GIUGNI JC; MICHELI FE; PERANDONES CLAUDIA; GABRIELA BEATRIZ RAINA; PELLENE LA; CALVO DS; GONZALEZ ALEMAN G; BRUNI NICOLAS; FARINI VERÓNICA L; RADRIZZANI M

Sydney

Congreso; The MDS 17th International Congress of Parkinson's Disease and Movement Disorders; 2013

Movement Disorders Society

Objective:  To establish whether patients who had progressive supranuclear palsy (PSP) might exhibit lipid trafficking abnormalities, and therefore might actually represent cases of misdiagnosed late-onset Niemann-Pick disease type C (NP-C). Background: PSP is a progressive neurodegenerative disease characterized by gait disturbance, vertical supranuclear gaze palsy (VSGP), akinetic-rigid syndrome with levodopa unresponsiveness and dementia. Adult-onset NP-C has symptoms in common with PSP, but is an underestimated pathology due to its highly-variable clinical phenotype and age of onset. We have examined impaired intracellular lipid trafficking defects in fourteen patients diagnosed with PSP. Methods: Detailed information including the timing of neurological disease onset, the type and severity of neurological signs and symptoms has been collected. Skin biopsies were taken from patients displaying parkinsonism when VSGP became evident. Filipin staining was performed as described previously on skin fibroblasts from each patient, following culture in an LDL-enriched medium.

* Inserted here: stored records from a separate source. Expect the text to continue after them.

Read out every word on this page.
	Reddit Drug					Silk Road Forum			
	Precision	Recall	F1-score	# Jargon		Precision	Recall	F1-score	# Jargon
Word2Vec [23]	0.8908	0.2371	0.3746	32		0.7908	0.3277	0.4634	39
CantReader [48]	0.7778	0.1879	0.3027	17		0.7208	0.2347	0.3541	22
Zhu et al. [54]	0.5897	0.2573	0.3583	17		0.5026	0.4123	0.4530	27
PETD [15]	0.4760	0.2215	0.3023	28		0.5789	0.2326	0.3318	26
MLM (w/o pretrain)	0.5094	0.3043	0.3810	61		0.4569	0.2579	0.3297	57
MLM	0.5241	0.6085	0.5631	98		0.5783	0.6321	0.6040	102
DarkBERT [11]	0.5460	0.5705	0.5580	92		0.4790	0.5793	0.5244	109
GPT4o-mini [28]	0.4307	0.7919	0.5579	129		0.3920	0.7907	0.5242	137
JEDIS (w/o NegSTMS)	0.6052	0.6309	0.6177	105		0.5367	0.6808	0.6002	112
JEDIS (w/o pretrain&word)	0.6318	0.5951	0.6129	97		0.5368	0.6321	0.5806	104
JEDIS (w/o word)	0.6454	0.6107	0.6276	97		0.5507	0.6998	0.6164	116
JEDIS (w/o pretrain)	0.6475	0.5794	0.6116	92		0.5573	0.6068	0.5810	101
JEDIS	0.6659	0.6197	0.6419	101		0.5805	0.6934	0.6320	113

All filipin staining analyses included both positive and negative controls. Results: Ten out of fourteen patients exhibited a biochemical phenotype consistent with a diagnosis of NP-C, as confirmed by filipin staining in cultured skin fibroblasts. Molecular studies of the patients searching for mutations in the NPC1 or NPC2 genes are still on going. Conclusions: These findings suggest that it might be pertinent to investigate whether PSP could possibly represent part of the phenotypic spectrum of NP-C, despite the fact that NP-C has a well-characterized mutational genetic origin while only genetic loci associated with an increased risk of PSP have so far been identified. Further studies are needed to clarify the etiological link between PSP and NP-C.